SEC Settlement Order
The Adviser is a dual RIA and broker-dealer, serving its
customers through a nationwide network of representatives at branch
offices known as member firms. According to the SEC's order,
the Adviser violated Regulation S-P by failing to adopt and
implement reasonably designed enterprise-level policies to protect
customer records and information. The SEC also found violations of
Regulation S-ID for failing to maintain and periodically update an
identity theft prevention program.
Between July 2019 and March 2024, the Adviser faced several email
account takeovers affecting 17 accounts across 13 member firms.

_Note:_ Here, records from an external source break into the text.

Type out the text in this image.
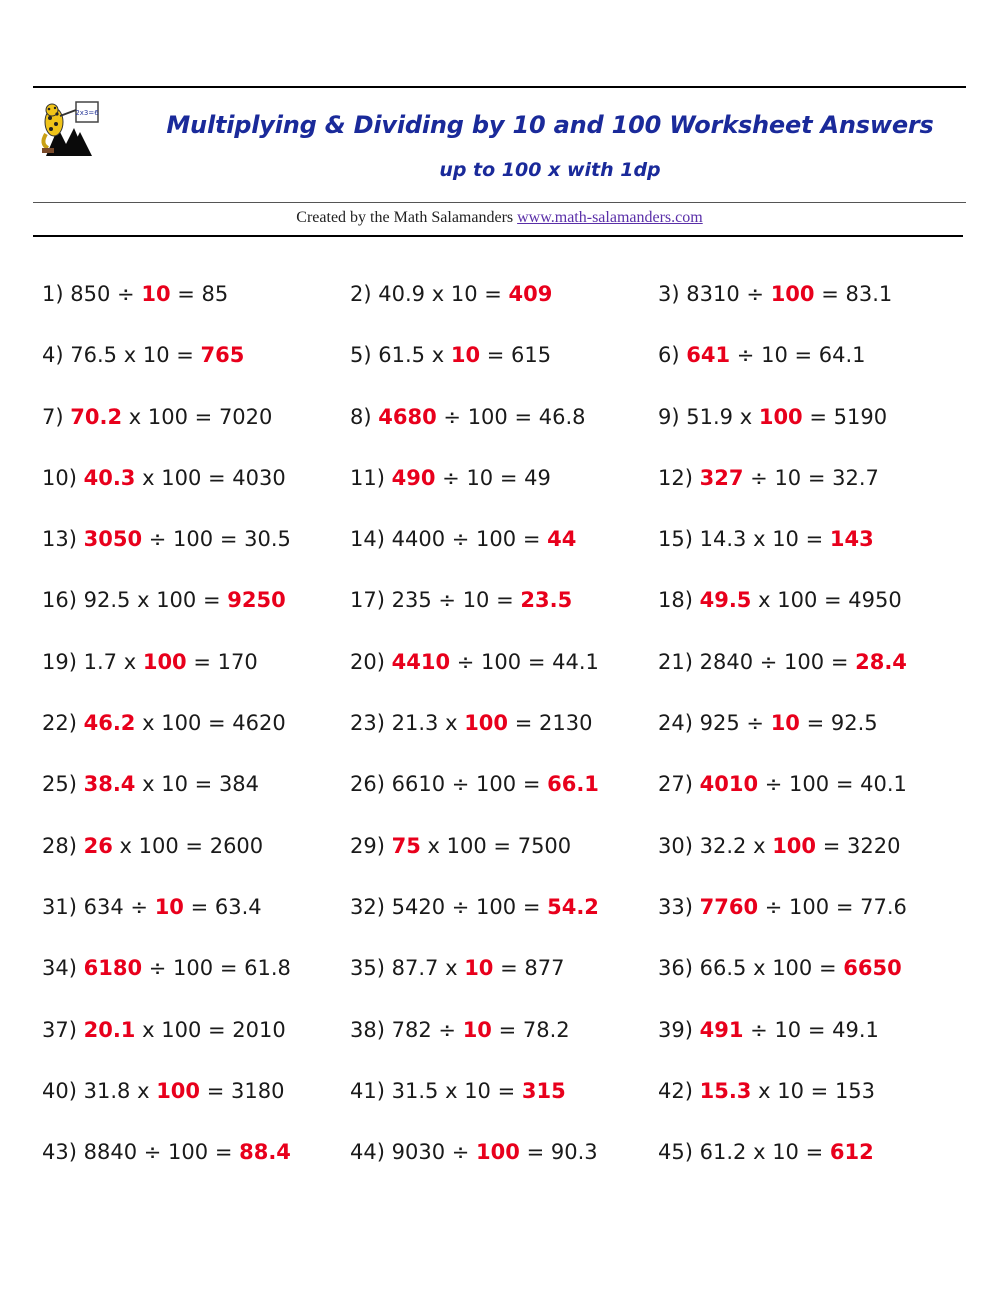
2x3=6	Multiplying & Dividing by 10 and 100 Worksheet Answers
up to 100 x with 1dp
Created by the Math Salamanders www.math-salamanders.com
1) 850 ÷ 10 = 85	2) 40.9 x 10 = 409	3) 8310 ÷ 100 = 83.1
4) 76.5 x 10 = 765	5) 61.5 x 10 = 615	6) 641 ÷ 10 = 64.1
7) 70.2 x 100 = 7020	8) 4680 ÷ 100 = 46.8	9) 51.9 x 100 = 5190
10) 40.3 x 100 = 4030	11) 490 ÷ 10 = 49	12) 327 ÷ 10 = 32.7
13) 3050 ÷ 100 = 30.5	14) 4400 ÷ 100 = 44	15) 14.3 x 10 = 143
16) 92.5 x 100 = 9250	17) 235 ÷ 10 = 23.5	18) 49.5 x 100 = 4950
19) 1.7 x 100 = 170	20) 4410 ÷ 100 = 44.1	21) 2840 ÷ 100 = 28.4
22) 46.2 x 100 = 4620	23) 21.3 x 100 = 2130	24) 925 ÷ 10 = 92.5
25) 38.4 x 10 = 384	26) 6610 ÷ 100 = 66.1	27) 4010 ÷ 100 = 40.1
28) 26 x 100 = 2600	29) 75 x 100 = 7500	30) 32.2 x 100 = 3220
31) 634 ÷ 10 = 63.4	32) 5420 ÷ 100 = 54.2	33) 7760 ÷ 100 = 77.6
34) 6180 ÷ 100 = 61.8	35) 87.7 x 10 = 877	36) 66.5 x 100 = 6650
37) 20.1 x 100 = 2010	38) 782 ÷ 10 = 78.2	39) 491 ÷ 10 = 49.1
40) 31.8 x 100 = 3180	41) 31.5 x 10 = 315	42) 15.3 x 10 = 153
43) 8840 ÷ 100 = 88.4	44) 9030 ÷ 100 = 90.3	45) 61.2 x 10 = 612
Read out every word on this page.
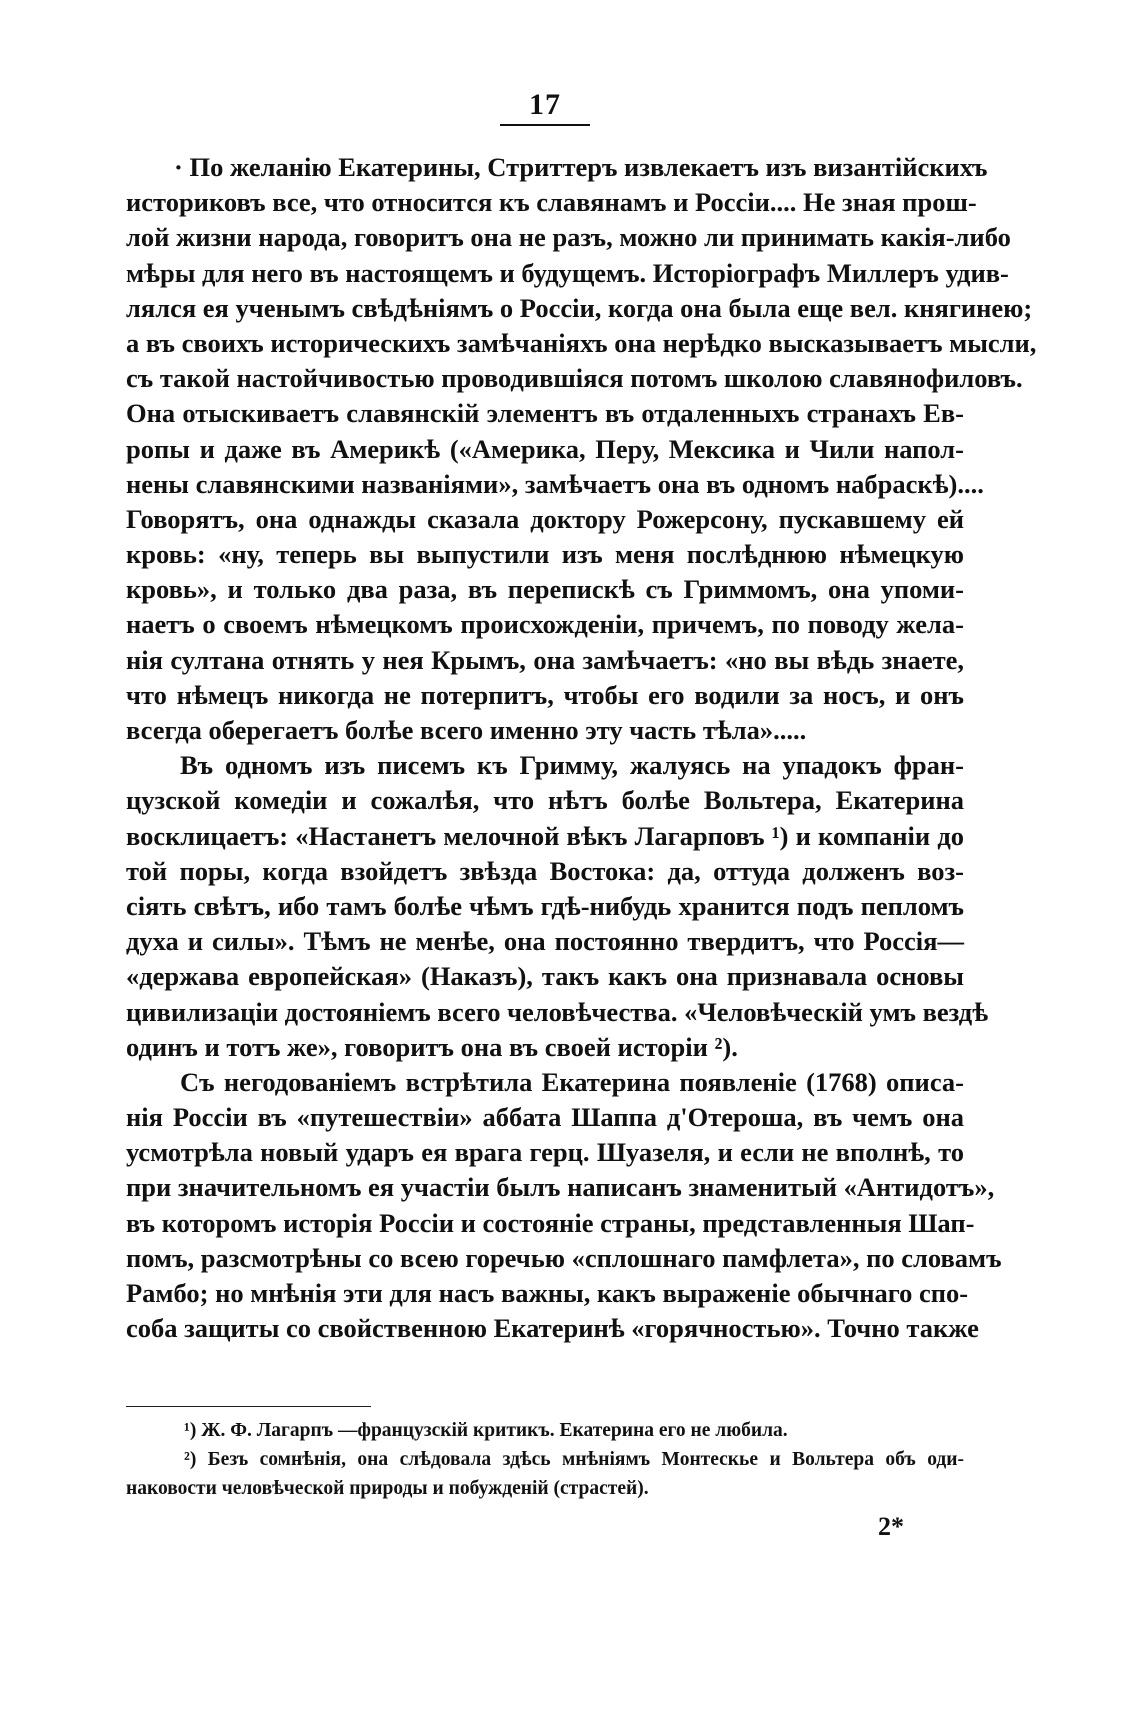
17
· По желанію Екатерины, Стриттеръ извлекаетъ изъ византійскихъ
историковъ все, что относится къ славянамъ и Россіи.... Не зная прош-
лой жизни народа, говоритъ она не разъ, можно ли принимать какія-либо
мѣры для него въ настоящемъ и будущемъ. Исторіографъ Миллеръ удив-
лялся ея ученымъ свѣдѣніямъ о Россіи, когда она была еще вел. княгинею;
а въ своихъ историческихъ замѣчаніяхъ она нерѣдко высказываетъ мысли,
съ такой настойчивостью проводившіяся потомъ школою славянофиловъ.
Она отыскиваетъ славянскій элементъ въ отдаленныхъ странахъ Ев-
ропы и даже въ Америкѣ («Америка, Перу, Мексика и Чили напол-
нены славянскими названіями», замѣчаетъ она въ одномъ набраскѣ)....
Говорятъ, она однажды сказала доктору Рожерсону, пускавшему ей
кровь: «ну, теперь вы выпустили изъ меня послѣднюю нѣмецкую
кровь», и только два раза, въ перепискѣ съ Гриммомъ, она упоми-
наетъ о своемъ нѣмецкомъ происхожденіи, причемъ, по поводу жела-
нія султана отнять у нея Крымъ, она замѣчаетъ: «но вы вѣдь знаете,
что нѣмецъ никогда не потерпитъ, чтобы его водили за носъ, и онъ
всегда оберегаетъ болѣе всего именно эту часть тѣла».....
Въ одномъ изъ писемъ къ Гримму, жалуясь на упадокъ фран-
цузской комедіи и сожалѣя, что нѣтъ болѣе Вольтера, Екатерина
восклицаетъ: «Настанетъ мелочной вѣкъ Лагарповъ ¹) и компаніи до
той поры, когда взойдетъ звѣзда Востока: да, оттуда долженъ воз-
сіять свѣтъ, ибо тамъ болѣе чѣмъ гдѣ-нибудь хранится подъ пепломъ
духа и силы». Тѣмъ не менѣе, она постоянно твердитъ, что Россія—
«держава европейская» (Наказъ), такъ какъ она признавала основы
цивилизаціи достояніемъ всего человѣчества. «Человѣческій умъ вездѣ
одинъ и тотъ же», говоритъ она въ своей исторіи ²).
Съ негодованіемъ встрѣтила Екатерина появленіе (1768) описа-
нія Россіи въ «путешествіи» аббата Шаппа д'Отероша, въ чемъ она
усмотрѣла новый ударъ ея врага герц. Шуазеля, и если не вполнѣ, то
при значительномъ ея участіи былъ написанъ знаменитый «Антидотъ»,
въ которомъ исторія Россіи и состояніе страны, представленныя Шап-
помъ, разсмотрѣны со всею горечью «сплошнаго памфлета», по словамъ
Рамбо; но мнѣнія эти для насъ важны, какъ выраженіе обычнаго спо-
соба защиты со свойственною Екатеринѣ «горячностью». Точно также
¹) Ж. Ф. Лагарпъ —французскій критикъ. Екатерина его не любила.
²) Безъ сомнѣнія, она слѣдовала здѣсь мнѣніямъ Монтескье и Вольтера объ оди-
наковости человѣческой природы и побужденій (страстей).
2*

Unauthorized actors accessed business email accounts and
disseminated credential-harvesting emails to roughly 8,500
individuals, including a significant number of customers; four
firms experienced repeat compromises, with the second incident
alone affecting approximately 2,952 individuals. At least one
incident resulted in an unauthorized wire transfer. The takeovers
exposed customer records and personally identifiable information
contained in the compromised accounts and, according to the SEC,
occurred at firms that lacked basic controls required by the
Adviser's own 2020 information security policy, including
multifactor authentication (MFA), a written incident response
framework, and annual security awareness training.
The order also faults the Adviser's enterprise governance.
Prior to September 2020, the Adviser lacked a written
enterprisewide information security policy for member firms.
Although the Adviser adopted an information security policy in
September 2020 covering 17 control categories, including MFA,
incident response, and training, the SEC found the policy was not
reasonably designed or effectively implemented. Adviser-collected
data in 2021 and 2023 showed continuing control gaps at member
firms; nevertheless, the Adviser did not enforce compliance, impose
consequences, or strengthen its oversight in response.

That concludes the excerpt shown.